O peregrino sobre o mar de névoa ~


O Perigo das Religiões Primitivas

As práticas do Sincretismo Religioso Afro-Brasileiro correspondem à mentalidade primitiva dos povos selvagens, mentalidade que Durkheim considerou como pré-lógica, anterior ao desenvolvimento da razão propriamente lógica, ou seja, não só discriminadora, mas também organizadora e classificadora da experiência natural do mundo. Essa mentalidade mítica, idólatra, nascida da experiência empírica não controlada pelos processos racionais, é determinada por impressões de uma realidade fantástica. É dela que surgem as visões deformadoras das coisas e dos seres. É dessa mentalidade que surgem as mitologias grotescas dos deuses indianos de muitos braços e pernas, a magia dos ritos e cerimónias até hoje residuais nas práticas religiosas da nossa cultura lógica. A mentalidade teológica e politeísta, que sucede à pré-lógica, é essencialmente sensorial e impressionista, gerando a concepção fantasiosa de um mundo de mistérios e superstições que caracterizam as civilizações agrárias e pastoris. Entre esse mundo e o nosso temos a distância entre a selva e a civilização, entre a imaginação e a realidade. O Sincretismo superpõe esses mundos contraditórios, misturando à força mundividências discrepantes e gerando desequilíbrios perigosos no comportamento do homem civilizado.

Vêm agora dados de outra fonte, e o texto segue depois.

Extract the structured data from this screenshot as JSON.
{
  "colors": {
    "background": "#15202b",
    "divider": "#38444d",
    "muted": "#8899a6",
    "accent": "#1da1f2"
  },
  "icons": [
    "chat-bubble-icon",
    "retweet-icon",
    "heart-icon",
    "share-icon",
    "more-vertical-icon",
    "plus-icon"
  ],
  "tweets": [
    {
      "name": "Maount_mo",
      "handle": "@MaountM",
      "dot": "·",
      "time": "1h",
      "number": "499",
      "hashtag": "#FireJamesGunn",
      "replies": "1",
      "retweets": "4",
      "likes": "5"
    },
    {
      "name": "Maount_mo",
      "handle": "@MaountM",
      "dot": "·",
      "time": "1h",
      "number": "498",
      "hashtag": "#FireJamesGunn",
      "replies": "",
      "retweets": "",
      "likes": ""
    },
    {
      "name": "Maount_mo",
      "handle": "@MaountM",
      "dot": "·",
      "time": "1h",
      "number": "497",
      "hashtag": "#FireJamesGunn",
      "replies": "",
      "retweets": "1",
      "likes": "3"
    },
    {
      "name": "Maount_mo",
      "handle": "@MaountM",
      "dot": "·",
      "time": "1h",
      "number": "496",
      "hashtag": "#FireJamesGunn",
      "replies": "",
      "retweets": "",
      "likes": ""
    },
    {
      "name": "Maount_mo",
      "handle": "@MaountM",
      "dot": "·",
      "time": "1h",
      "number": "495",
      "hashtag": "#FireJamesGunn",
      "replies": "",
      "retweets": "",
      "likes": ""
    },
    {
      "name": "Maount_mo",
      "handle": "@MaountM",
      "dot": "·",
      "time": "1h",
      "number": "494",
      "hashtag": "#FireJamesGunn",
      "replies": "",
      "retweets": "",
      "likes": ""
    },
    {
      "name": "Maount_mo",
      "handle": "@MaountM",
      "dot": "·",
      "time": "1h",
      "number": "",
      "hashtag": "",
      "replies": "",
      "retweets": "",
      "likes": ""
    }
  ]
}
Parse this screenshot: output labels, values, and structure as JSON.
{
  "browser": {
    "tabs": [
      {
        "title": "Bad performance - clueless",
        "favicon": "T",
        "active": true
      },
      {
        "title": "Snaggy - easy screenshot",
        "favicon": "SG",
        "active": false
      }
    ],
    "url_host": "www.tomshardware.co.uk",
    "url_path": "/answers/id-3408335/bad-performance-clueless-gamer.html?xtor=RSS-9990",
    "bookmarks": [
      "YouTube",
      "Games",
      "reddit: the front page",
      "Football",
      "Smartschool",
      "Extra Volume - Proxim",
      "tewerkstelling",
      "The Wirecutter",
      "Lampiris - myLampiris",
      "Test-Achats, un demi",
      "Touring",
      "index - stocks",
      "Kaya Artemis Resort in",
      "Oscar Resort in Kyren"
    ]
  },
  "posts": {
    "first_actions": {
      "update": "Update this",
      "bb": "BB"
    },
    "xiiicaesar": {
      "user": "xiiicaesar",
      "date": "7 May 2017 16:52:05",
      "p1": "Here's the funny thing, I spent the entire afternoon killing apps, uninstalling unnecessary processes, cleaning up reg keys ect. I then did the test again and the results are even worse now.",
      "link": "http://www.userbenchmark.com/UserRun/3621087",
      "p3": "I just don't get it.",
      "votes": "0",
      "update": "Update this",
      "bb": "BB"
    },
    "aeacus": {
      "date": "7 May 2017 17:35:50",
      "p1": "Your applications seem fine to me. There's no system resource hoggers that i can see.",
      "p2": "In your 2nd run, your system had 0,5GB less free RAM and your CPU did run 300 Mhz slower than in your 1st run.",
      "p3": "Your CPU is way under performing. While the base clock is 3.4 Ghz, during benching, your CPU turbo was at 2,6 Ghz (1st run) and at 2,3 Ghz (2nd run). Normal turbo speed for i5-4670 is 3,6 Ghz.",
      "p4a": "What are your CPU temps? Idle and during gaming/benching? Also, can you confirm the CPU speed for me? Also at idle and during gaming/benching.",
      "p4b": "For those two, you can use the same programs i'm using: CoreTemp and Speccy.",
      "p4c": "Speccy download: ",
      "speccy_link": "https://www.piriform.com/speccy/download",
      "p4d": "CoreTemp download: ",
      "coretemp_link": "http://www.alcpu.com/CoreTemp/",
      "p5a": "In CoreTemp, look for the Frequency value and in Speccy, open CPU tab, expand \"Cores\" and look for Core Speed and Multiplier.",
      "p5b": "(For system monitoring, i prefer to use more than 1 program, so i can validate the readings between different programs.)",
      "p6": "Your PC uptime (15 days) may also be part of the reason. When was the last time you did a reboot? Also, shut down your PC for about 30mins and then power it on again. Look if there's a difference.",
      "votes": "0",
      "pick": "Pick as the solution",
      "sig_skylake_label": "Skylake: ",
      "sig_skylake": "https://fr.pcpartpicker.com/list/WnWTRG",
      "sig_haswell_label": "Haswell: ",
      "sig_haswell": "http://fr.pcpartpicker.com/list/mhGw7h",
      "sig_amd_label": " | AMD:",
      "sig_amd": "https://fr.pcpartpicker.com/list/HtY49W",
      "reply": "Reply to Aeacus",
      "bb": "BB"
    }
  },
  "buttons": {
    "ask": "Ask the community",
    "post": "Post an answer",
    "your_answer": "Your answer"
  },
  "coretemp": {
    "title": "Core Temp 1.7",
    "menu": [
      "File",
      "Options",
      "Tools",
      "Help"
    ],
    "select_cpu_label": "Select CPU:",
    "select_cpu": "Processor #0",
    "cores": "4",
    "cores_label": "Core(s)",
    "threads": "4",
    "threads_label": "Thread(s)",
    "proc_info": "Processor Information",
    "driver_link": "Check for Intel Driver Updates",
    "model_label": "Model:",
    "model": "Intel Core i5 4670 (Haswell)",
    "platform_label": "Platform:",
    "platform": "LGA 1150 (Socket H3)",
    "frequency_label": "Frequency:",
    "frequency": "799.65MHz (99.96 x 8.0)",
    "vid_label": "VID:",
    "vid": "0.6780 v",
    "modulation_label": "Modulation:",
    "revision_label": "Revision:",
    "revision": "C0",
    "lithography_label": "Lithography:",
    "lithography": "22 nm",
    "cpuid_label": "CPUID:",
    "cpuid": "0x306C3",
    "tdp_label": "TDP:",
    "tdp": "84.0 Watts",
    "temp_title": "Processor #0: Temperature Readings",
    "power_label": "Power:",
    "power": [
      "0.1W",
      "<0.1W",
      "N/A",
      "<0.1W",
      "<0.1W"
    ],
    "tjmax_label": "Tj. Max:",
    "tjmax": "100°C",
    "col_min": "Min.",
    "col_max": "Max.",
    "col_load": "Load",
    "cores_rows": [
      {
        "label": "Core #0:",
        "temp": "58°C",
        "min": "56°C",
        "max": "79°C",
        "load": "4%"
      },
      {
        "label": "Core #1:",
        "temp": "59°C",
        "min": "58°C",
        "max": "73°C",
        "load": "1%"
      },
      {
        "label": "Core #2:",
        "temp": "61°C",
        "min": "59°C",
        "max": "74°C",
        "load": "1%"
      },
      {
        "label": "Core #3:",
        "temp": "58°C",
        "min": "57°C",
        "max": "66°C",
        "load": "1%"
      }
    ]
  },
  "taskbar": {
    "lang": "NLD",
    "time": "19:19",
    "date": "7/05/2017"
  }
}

A convivência bastarda dessas duas mundividências ou concepções do mundo no plano sócio-cultural perturba o desenvolvimento da civilização e deforma o comportamento do homem racional. A razão é esmagada debaixo das patas do instinto, dando motivo aos surtos de bestialidade que rompem brutalmente o equilíbrio racional do homem e das colectividades, no pandemónio do arbítrio, da violência e das eclosões do sexualismo desvairado e criminoso das multidões místicas e delinquentes de Ortega y Gasset. A recente tragédia da seita Templo do Povo, de São Francisco da Califórnia, nas selvas da Guiana Inglesa, com o suicídio colectivo de mais de novecentas pessoas e a morte de mais de cem crianças, serve de exemplo recente das consequências desses desajustes. Nas vésperas do natal tivemos a repetição da matança dos inocentes em Belém de Judá, como advertência à nossa incúria. As tragédias deste século, incluindo as duas Conflagrações Mundiais, o desencadeamento do terror nazi-fascista, o domínio dos instintos selvagens nas nações africanas, a figura tragicómica de Idi Amim no Uganda, os bombardeios atómicos no Japão, a ameaça da bomba de neutrões, o impacto da pornografia europeia, a devassidão homossexual nas cúpulas governamentais de países altamente civilizados, como a Inglaterra, a explosão ridícula das teologias da Morte de Deus (imitando a Morte de Pan no mundo mitológico), a eclosão arrasadora da toxicomania e assim por diante, têm a sua origem nos desajustes de uma civilização em conflito com as suas raízes selvagens.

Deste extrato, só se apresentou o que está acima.